Analysis: The royalty source rule under Article 12(7) required either that the payer be a resident of India or, where the payer had a permanent establishment in India, that the liability to pay the royalty was incurred in connection with that permanent establishment and that the royalty was borne by it. The payer was not a resident of India. Mere existence of a permanent establishment in India was insufficient. The decisive test was the presence of an economic link between the royalty obligation and the Indian permanent establishment, together with the burden of payment being borne by that establishment. On the facts, the broadcasting-rights payment was connected with the head office operations in Singapore, and the Indian marketing presence did not incur or bear the liability.

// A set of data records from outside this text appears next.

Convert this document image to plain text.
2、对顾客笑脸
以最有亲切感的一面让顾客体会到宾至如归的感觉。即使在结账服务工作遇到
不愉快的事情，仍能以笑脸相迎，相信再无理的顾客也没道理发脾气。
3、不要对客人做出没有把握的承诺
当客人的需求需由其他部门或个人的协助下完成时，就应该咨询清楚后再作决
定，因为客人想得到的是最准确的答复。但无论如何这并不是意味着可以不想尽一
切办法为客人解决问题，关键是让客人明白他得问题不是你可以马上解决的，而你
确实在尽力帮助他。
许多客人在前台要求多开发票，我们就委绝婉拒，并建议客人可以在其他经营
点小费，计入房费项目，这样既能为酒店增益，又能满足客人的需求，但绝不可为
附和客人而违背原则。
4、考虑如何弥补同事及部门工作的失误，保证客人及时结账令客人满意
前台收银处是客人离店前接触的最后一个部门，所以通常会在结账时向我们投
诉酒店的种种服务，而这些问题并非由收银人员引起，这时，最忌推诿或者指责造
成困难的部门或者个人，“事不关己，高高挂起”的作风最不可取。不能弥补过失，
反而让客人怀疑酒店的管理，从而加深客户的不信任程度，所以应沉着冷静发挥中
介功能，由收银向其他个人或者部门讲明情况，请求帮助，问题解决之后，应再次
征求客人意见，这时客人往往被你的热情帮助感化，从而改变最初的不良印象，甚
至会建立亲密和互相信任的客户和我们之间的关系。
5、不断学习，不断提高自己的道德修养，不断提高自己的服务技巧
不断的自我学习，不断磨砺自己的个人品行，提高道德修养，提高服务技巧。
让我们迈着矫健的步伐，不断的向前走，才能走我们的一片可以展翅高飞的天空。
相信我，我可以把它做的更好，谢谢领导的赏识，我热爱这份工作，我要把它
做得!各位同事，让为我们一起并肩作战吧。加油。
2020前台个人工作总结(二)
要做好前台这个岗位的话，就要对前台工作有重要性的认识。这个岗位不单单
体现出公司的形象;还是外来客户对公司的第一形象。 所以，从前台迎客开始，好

Conclusion: The royalty did not arise in India under Article 12(7) of the DTAA. The payment was not chargeable to tax in India on that basis, and no tax deduction obligation arose on the impugned payment.
Final Conclusion: The treaty source conditions for taxing the royalty in India were not satisfied, so the assessee succeeded on the main question and the Revenue's challenge failed.
Ratio Decidendi: Under Article 12(7) of the India-Singapore DTAA, royalty arises in India only if the payer is a resident of India, or if the payer's Indian permanent establishment incurs and bears the liability with an economic nexus to the payment; mere presence of a permanent establishment does not suffice.